It is true that in certain acute and painful crises of oppression or disgrace, discontent is a duty and shame could call us like a trumpet. But it is not true that man should look at life with an eye of discontent, however high-minded. It is not true that in his primary, naked relation to the world, in his relation to sex, to pain, to comradeship, to the grave or to the weather, man ought to make discontent his ideal; it is black lunacy. Half his poor little hopes of happiness hang on his thinking a small house pretty, a plain wife charming, a lame foot not unbearable, and bad cards not so bad. The voice of the special rebels and prophets, recommending discontent, should, as I have said, sound now and then suddenly, like a trumpet. But the voices of the saints and sages, recommending contentment, should sound unceasingly, like the sea.

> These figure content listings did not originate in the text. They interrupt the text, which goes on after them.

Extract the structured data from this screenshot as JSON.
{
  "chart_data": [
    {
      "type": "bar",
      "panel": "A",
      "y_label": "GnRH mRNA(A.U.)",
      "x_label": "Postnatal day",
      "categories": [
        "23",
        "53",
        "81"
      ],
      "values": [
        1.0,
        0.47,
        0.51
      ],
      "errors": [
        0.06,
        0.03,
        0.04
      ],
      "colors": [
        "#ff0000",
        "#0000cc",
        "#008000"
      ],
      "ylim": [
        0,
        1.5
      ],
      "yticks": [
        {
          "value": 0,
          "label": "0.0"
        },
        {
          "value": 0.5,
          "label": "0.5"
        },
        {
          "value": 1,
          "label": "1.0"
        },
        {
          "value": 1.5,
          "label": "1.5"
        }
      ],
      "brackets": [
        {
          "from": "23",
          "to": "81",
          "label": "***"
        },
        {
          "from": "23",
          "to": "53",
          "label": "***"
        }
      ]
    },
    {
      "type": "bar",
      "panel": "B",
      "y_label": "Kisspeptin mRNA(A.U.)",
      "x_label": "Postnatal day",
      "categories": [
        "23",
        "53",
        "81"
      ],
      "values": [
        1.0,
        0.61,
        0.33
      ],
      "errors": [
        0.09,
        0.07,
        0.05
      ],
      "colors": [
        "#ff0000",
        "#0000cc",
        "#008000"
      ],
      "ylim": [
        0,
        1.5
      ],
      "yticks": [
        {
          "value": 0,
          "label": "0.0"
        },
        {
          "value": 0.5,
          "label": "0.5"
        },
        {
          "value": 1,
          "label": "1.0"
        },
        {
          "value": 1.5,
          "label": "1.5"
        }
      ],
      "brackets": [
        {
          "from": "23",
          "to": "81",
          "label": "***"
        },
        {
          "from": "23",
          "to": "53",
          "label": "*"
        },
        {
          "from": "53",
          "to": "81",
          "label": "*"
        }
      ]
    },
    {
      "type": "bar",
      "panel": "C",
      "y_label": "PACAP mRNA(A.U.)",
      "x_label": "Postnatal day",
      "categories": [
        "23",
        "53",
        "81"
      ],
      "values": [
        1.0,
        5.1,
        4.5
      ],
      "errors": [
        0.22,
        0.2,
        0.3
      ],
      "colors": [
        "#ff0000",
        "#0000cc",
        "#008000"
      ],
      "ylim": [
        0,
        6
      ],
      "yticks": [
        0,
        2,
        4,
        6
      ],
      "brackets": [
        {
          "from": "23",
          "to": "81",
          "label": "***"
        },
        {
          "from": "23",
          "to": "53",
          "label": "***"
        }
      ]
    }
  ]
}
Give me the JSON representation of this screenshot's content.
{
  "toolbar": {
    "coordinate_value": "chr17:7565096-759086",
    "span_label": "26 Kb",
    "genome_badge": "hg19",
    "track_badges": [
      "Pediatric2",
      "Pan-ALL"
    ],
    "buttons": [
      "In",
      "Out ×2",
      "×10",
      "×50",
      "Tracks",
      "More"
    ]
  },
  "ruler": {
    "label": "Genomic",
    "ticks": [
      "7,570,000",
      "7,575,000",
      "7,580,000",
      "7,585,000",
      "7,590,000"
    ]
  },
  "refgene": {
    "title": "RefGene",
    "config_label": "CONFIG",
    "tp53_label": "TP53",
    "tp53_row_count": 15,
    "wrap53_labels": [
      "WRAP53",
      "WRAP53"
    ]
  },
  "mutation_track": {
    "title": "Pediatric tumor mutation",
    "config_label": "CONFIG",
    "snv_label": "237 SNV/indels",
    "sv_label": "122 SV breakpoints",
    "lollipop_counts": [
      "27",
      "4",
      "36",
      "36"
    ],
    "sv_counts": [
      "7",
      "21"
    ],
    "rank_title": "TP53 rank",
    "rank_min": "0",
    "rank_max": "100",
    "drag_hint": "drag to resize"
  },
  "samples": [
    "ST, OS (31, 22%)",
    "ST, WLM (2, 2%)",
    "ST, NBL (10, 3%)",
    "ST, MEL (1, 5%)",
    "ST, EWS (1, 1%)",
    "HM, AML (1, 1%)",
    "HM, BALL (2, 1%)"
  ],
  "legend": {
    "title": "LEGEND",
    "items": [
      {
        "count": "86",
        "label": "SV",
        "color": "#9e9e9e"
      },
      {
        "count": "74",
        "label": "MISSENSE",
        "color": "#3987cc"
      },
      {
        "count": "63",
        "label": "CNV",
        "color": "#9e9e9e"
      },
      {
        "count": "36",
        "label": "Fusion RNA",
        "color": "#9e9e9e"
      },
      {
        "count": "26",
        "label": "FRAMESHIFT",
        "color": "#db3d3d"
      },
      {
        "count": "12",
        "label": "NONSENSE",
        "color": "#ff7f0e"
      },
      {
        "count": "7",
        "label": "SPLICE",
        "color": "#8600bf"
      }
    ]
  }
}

— G. K. Chesterton, “What Is Right With the World

Sometimes, maybe even oftentimes, discontent is a means of distinguishing oneself. I have higher standards. I see further and deeper. I am too profound to be distracted or mollified by superficial baubles. To be happy with simple pleasures is to risk appearing a simpleton, or worse, to risk being forced to acknowledge how much one has in common with others. Most of our modern prophets are simply trying to reassure themselves of their own uniqueness in matters of both morality and taste.